Antoine et sa petite-fille

Dès potron-jacquet, Antoine se lève. Après avoir bourré son premier brûle-gueule de la journée, il sort pour une promenade, son barzoï sur les talons. Finie la chaleur, septembre est déjà là mais la brume matinale laisse prévoir une belle journée de fin d'été. Satisfait, il rentre boire une bistouille à la boukha et briffer quelques bricelets avec de la confiture de bigarreaux.

Puis il chausse ses bésicles teintées pour terminer la lecture d'un journal bihebdomadaire reçu la veille, en attendant l'arrivée de sa petite-fille Amélie. Comme tous les mercredis, elle vient lui tenir compagnie. Elle l'appelle affectueusement bon-papa et, à sept ans et demi, elle ne manque pas de bagout. Elle s'installe près du bonheur-du-jour hérité d'une bisaïeule, pour bichonner sa poupée et regarder quelques B.D.

Passé dix heures, Amélie a un petit creux dans l'estomac et demande à boulotter. Bien que préférant les baklavas, elle se régale de biscômes préparés par son grand-père.
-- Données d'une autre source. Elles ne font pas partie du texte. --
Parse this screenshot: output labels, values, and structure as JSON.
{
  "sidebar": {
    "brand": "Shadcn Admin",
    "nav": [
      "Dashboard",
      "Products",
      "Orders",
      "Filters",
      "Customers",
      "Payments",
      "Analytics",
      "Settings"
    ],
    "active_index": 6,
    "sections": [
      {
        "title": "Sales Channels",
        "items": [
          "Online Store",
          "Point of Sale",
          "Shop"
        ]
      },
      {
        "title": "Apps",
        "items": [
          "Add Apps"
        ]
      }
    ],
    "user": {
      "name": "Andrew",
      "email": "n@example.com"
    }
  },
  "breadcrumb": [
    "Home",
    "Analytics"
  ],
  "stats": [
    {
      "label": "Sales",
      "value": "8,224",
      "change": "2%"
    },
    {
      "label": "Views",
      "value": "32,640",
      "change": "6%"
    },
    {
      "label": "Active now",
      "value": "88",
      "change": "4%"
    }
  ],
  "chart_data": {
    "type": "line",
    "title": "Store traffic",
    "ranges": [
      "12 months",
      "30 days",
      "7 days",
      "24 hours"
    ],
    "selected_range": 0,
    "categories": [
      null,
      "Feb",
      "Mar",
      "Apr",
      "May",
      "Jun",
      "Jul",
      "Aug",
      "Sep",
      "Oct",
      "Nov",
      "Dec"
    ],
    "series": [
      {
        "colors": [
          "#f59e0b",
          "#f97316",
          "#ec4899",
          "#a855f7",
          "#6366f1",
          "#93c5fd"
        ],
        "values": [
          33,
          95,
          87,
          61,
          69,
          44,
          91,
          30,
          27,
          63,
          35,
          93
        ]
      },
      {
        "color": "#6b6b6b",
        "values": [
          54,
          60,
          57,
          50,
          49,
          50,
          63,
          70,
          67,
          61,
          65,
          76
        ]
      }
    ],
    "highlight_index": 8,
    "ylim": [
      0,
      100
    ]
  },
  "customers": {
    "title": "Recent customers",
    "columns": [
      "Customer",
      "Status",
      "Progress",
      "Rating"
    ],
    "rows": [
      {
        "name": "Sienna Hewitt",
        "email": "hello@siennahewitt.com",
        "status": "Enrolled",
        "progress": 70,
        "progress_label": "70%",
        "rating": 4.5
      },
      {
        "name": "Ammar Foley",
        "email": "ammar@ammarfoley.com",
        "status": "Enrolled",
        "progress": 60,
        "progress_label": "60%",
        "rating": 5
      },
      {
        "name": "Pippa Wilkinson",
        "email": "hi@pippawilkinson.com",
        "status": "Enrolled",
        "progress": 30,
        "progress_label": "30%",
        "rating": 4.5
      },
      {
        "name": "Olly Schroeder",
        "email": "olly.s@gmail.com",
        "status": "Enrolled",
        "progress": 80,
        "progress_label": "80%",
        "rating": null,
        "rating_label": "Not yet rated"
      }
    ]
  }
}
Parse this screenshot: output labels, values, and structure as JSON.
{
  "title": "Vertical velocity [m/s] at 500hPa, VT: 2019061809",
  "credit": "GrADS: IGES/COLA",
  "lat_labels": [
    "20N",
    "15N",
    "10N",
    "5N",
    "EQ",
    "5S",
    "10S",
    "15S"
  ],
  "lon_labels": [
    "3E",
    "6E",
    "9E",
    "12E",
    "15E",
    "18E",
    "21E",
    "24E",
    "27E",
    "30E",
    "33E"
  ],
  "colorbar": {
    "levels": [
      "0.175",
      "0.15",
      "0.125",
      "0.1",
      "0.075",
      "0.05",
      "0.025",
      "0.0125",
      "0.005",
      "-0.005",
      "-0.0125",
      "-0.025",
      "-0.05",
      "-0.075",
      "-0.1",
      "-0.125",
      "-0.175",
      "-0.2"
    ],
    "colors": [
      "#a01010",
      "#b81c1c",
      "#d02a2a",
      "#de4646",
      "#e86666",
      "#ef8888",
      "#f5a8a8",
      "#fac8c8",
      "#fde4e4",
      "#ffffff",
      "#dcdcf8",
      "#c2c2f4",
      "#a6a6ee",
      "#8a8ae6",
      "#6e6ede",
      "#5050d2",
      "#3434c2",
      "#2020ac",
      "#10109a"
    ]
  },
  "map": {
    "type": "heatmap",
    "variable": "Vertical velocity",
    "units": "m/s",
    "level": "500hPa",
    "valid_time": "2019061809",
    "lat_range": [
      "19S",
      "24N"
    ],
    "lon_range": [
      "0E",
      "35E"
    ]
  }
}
Mais le chien est impatient d'aller batifoler dehors. À peine sorti, ayant flairé la présence du boxer du voisin, il s'élance à toute berzingue vers la clôture. Amélie l'appelle et, sans barguigner, il revient en furetant le long de la haie brise-vent plantée de buissons-ardents et de cotonéasters, arbustes baccifères très appréciés des oiseaux en hiver. Amélie court après les belles-dames qui volettent sur les buddleias mauves et bleu barbeau, sans résultat d'ailleurs.

Les arbustes fruitiers séparent le potager de la pelouse. Quelques bons-chrétiens blets attirent les guêpes et les faux bourdons. Les boskoops vont bientôt être récoltées. En bordure, entre les bourdaines espacées, poussent à foison des bouillons-blancs, des brizes, des bourses-à-pasteur, et que sais-je encore ? Au loin, haut dans le ciel, un balbuzard guette sa proie au-dessus d'un étang.

À baguenauder ainsi, l'heure du déjeuner est déjà arrivée et les deux amis se sont fait chahuter par Antoine. Mais qu'importe ! Amélie se lèche les badigoinces car le repas lui paraît succulent : ballottine de volaille, bifteck haché avec une purée de bintjes, batavia accompagnée de broccio et, pour terminer, un blanc-manger, son entremets préféré. Quant au chien, impatient, il peut bâfrer sa pâtée.